Document Design


This site targets an audience that represents a broad spectrum of the global Internet community. The audience includes the educational community, tsunami and interdisciplinary researchers, hazard management professionals, and people living in tsunami-threatened coastal communities. The WWW's interface design and document content were strongly influenced by the technical constraints imposed by the wide range of network connections and browser applications utilized by the target audience.

Internet Connections

Many types of Internet connections exist. The fastest connections, commonly available on university campuses and at large corporate facilities, are Ethernet connections. Users accessing the Internet over Ethernet connections can consistently realize file transfer rates, or throughput, of over 100 kilobytes per second (KB/s). Many of this site's potential users are limited to dial-up Serial Line Internet Protocol (SLIP) or Point-to-Point Protocol (PPP) connections through modems, with typical baud rates (bits per second) of 9600 - 28,800, limiting throughput over these dial-up connections to between one and three KB/s .

This wide range in throughput poses a significant development problem as multimedia resources are information-rich and hence inherently large in file size. Image files, even when stored in the compressed formats described later in this document, can be well over 100 KB in size. Animations, even relatively short clips several seconds in length, can be one or more megabytes (MB).

Consider a typical WWW document from this site which may have several small in-line images, usually about 10 KB in size each, and some text. The total amount of data that must be downloaded by the user from the server of such a page might be about 50 KB. The Ethernet-connected user would get this new page in about 0.5 s at 100 KB/s throughput. Comparatively, the dial-up-connected user would have to wait over 50 s with a 9600-baud modem. For the dial-up user to download and explore the 60 MB of animations, audio clips, images, and text currently on the WWW tsunami site, it would take over 15 hours at 9600 baud. Clearly, the dial-up user must be selective in the information that he/she chooses to access. To be selective, however, the user must be presented with clear textual and graphical cues to the information available.
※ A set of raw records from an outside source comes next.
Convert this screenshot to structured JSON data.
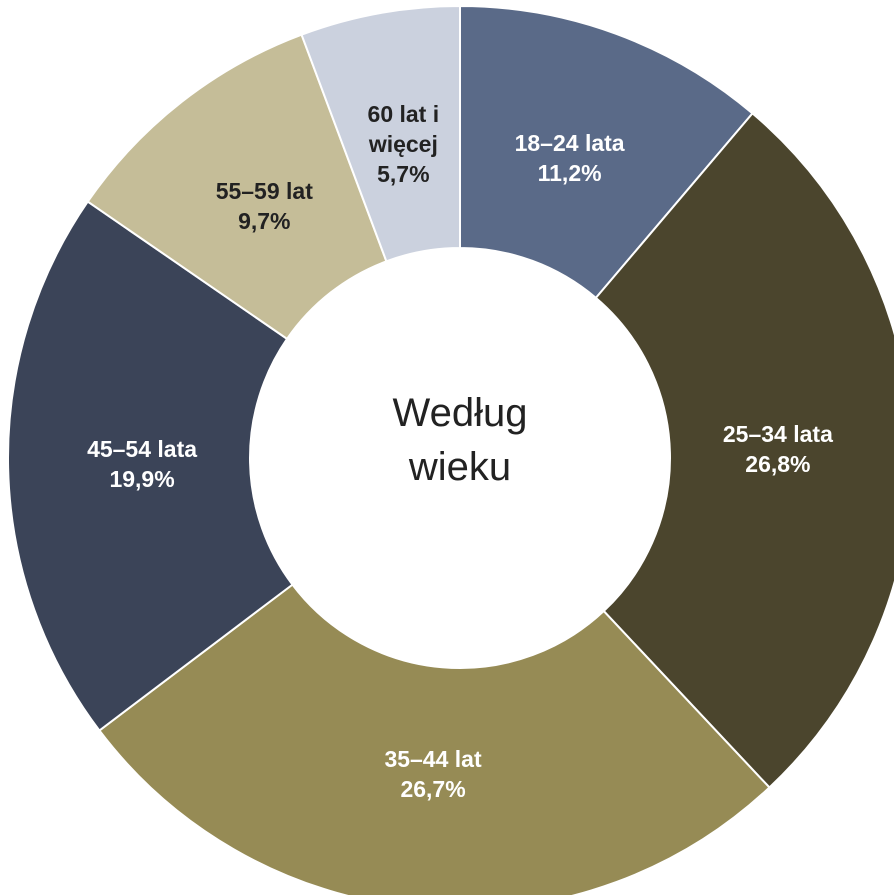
{
  "chart_data": {
    "type": "donut",
    "title": "Według wieku",
    "categories": [
      "18–24 lata",
      "25–34 lata",
      "35–44 lat",
      "45–54 lata",
      "55–59 lat",
      "60 lat i więcej"
    ],
    "values": [
      11.2,
      26.8,
      26.7,
      19.9,
      9.7,
      5.7
    ],
    "value_labels": [
      "11,2%",
      "26,8%",
      "26,7%",
      "19,9%",
      "9,7%",
      "5,7%"
    ],
    "colors": [
      "#5a6a88",
      "#4b452d",
      "#968b55",
      "#3b4458",
      "#c5bd98",
      "#cbd1de"
    ]
  }
}
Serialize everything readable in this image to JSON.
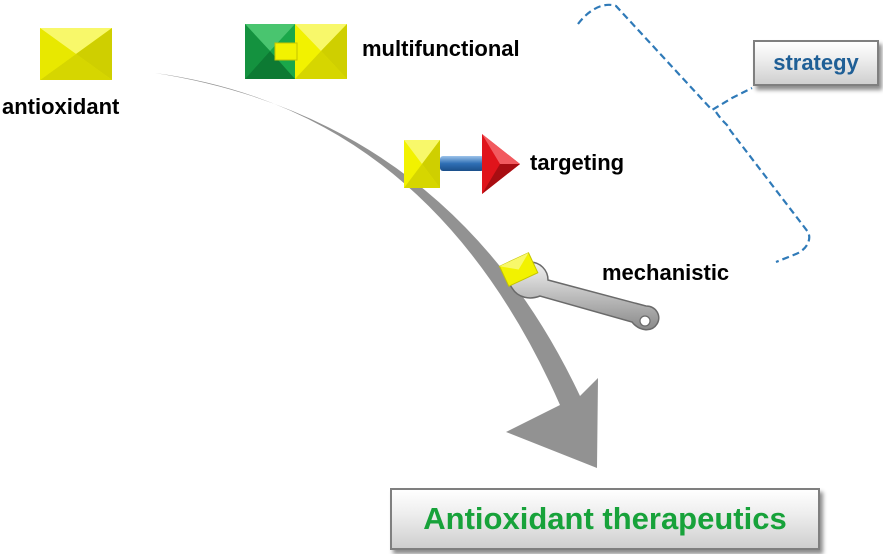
{
  "labels": {
    "antioxidant": "antioxidant",
    "multifunctional": "multifunctional",
    "targeting": "targeting",
    "mechanistic": "mechanistic",
    "strategy": "strategy",
    "therapeutics": "Antioxidant therapeutics"
  },
  "colors": {
    "antioxidant_yellow": "#f2f200",
    "multifunctional_green": "#1aa84a",
    "targeting_red": "#e0141b",
    "linker_blue": "#2f6fb5",
    "strategy_text": "#1f5f96",
    "therapeutics_text": "#17a23a",
    "arrow_gray": "#8c8c8c",
    "bracket_blue": "#2f7ab8"
  },
  "icons": {
    "antioxidant": "yellow-pyramid-block-icon",
    "multifunctional": "green-yellow-composite-block-icon",
    "targeting": "block-linker-triangle-icon",
    "mechanistic": "wrench-with-block-icon"
  }
}
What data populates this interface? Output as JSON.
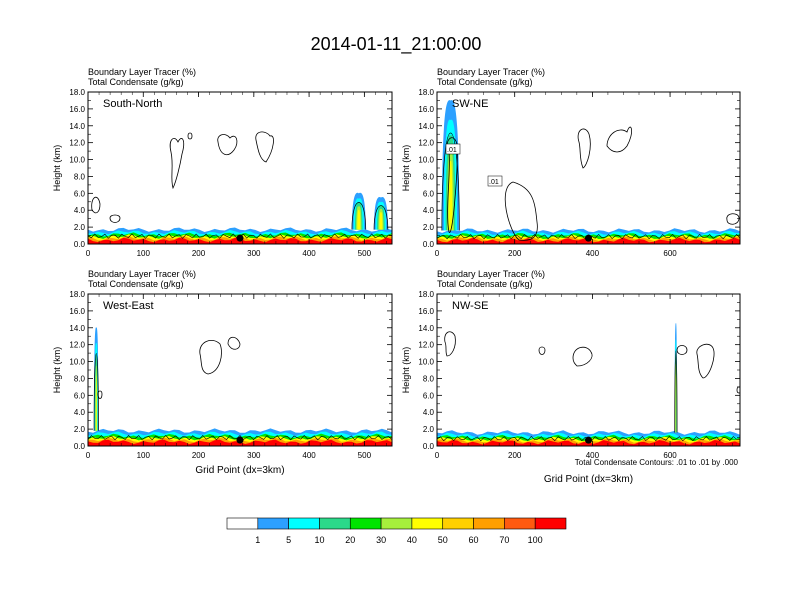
{
  "title": "2014-01-11_21:00:00",
  "colors": {
    "levels": [
      "#ffffff",
      "#1e78ff",
      "#2ca0ff",
      "#00ffff",
      "#2bd98a",
      "#00e400",
      "#a6f03c",
      "#ffff00",
      "#ffd000",
      "#ff9f00",
      "#ff5a10",
      "#ff0000"
    ],
    "contour": "#000000"
  },
  "legend": {
    "labels": [
      "1",
      "5",
      "10",
      "20",
      "30",
      "40",
      "50",
      "60",
      "70",
      "100"
    ],
    "contour_note": "Total Condensate Contours: .01 to .01 by .000"
  },
  "chart_data": [
    {
      "type": "heatmap",
      "panel_label": "South-North",
      "subtitle_left_1": "Boundary Layer Tracer   (%)",
      "subtitle_left_2": "Total Condensate   (g/kg)",
      "xlabel": "",
      "ylabel": "Height (km)",
      "xlim": [
        0,
        550
      ],
      "ylim": [
        0,
        18
      ],
      "xticks": [
        0,
        100,
        200,
        300,
        400,
        500
      ],
      "yticks": [
        0,
        2,
        4,
        6,
        8,
        10,
        12,
        14,
        16,
        18
      ],
      "ytick_labels": [
        "0.0",
        "2.0",
        "4.0",
        "6.0",
        "8.0",
        "10.0",
        "12.0",
        "14.0",
        "16.0",
        "18.0"
      ],
      "boundary_layer_top_km": 1.7,
      "plumes": [
        {
          "x_center": 490,
          "x_width": 25,
          "top_km": 6.0
        },
        {
          "x_center": 530,
          "x_width": 25,
          "top_km": 5.5
        }
      ],
      "contour_labels": []
    },
    {
      "type": "heatmap",
      "panel_label": "SW-NE",
      "subtitle_left_1": "Boundary Layer Tracer   (%)",
      "subtitle_left_2": "Total Condensate   (g/kg)",
      "xlabel": "",
      "ylabel": "Height (km)",
      "xlim": [
        0,
        780
      ],
      "ylim": [
        0,
        18
      ],
      "xticks": [
        0,
        200,
        400,
        600
      ],
      "yticks": [
        0,
        2,
        4,
        6,
        8,
        10,
        12,
        14,
        16,
        18
      ],
      "ytick_labels": [
        "0.0",
        "2.0",
        "4.0",
        "6.0",
        "8.0",
        "10.0",
        "12.0",
        "14.0",
        "16.0",
        "18.0"
      ],
      "boundary_layer_top_km": 1.6,
      "plumes": [
        {
          "x_center": 35,
          "x_width": 45,
          "top_km": 17.0
        }
      ],
      "contour_labels": [
        ".01",
        ".01"
      ]
    },
    {
      "type": "heatmap",
      "panel_label": "West-East",
      "subtitle_left_1": "Boundary Layer Tracer   (%)",
      "subtitle_left_2": "Total Condensate   (g/kg)",
      "xlabel": "Grid Point (dx=3km)",
      "ylabel": "Height (km)",
      "xlim": [
        0,
        550
      ],
      "ylim": [
        0,
        18
      ],
      "xticks": [
        0,
        100,
        200,
        300,
        400,
        500
      ],
      "yticks": [
        0,
        2,
        4,
        6,
        8,
        10,
        12,
        14,
        16,
        18
      ],
      "ytick_labels": [
        "0.0",
        "2.0",
        "4.0",
        "6.0",
        "8.0",
        "10.0",
        "12.0",
        "14.0",
        "16.0",
        "18.0"
      ],
      "boundary_layer_top_km": 1.8,
      "plumes": [
        {
          "x_center": 15,
          "x_width": 8,
          "top_km": 14.0
        }
      ],
      "contour_labels": []
    },
    {
      "type": "heatmap",
      "panel_label": "NW-SE",
      "subtitle_left_1": "Boundary Layer Tracer   (%)",
      "subtitle_left_2": "Total Condensate   (g/kg)",
      "xlabel": "Grid Point (dx=3km)",
      "ylabel": "Height (km)",
      "xlim": [
        0,
        780
      ],
      "ylim": [
        0,
        18
      ],
      "xticks": [
        0,
        200,
        400,
        600
      ],
      "yticks": [
        0,
        2,
        4,
        6,
        8,
        10,
        12,
        14,
        16,
        18
      ],
      "ytick_labels": [
        "0.0",
        "2.0",
        "4.0",
        "6.0",
        "8.0",
        "10.0",
        "12.0",
        "14.0",
        "16.0",
        "18.0"
      ],
      "boundary_layer_top_km": 1.6,
      "plumes": [
        {
          "x_center": 615,
          "x_width": 6,
          "top_km": 14.5
        }
      ],
      "contour_labels": []
    }
  ]
}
Much effort has been taken to present information on this site in the least data-intensive format for the primary links. Additional link-options, intended for users on high-bandwidth connections, are available to provide access to data-rich resources such as high-resolution images and animations. Documents presenting annotated images contain small, low-resolution in-line images. These in-line images serve as links to higher-resolution images, which may be 100 KB or more, that the user can select when a more detailed image is desired. The number of in-line images per document has been kept to a minimum as well, with typically fewer than 5 in-lines presented within a document. Also, an annotated individual frame from each animation is displayed to provide users with a visual cue as to the content of the animation. With the exception of the high-resolution images and animations, most of this site's documents have been kept to well under 50 KB, allowing even dial-up users to realistically download and browse through documents containing in-line images.

Browser Applications

In addition to the at least two order of magnitude difference in throughput realized by this site's target audience, several different browser programs are currently used. Although most graphics-capable browsers currently support HTML 2.0, many do not yet support the newly-proposed standard, HTML 3.0. The newly-proposed standard implements several features, including table formatting and sophisticated image formatting, not available with HTML 2.0. Several browsers, including Netscape's Navigator 1.1N and Mosaic 2.0, do support HTML 3.0 to a limited degree. In particular, Netscape's Navigator 1.1N supports all of the HTML formatting instructions used for this site's documents. Navigator 1.1N is freely available to the academic community, while Mosaic is freely available to any user through the NCSA at the University of Illinois. Given this availability, a decision was made to use many of the proposed HTML 3.0 features. Users with older software will have to upgrade to an HTML 3.0 compatible browser to properly view this site's documents that contain tables and aligned images.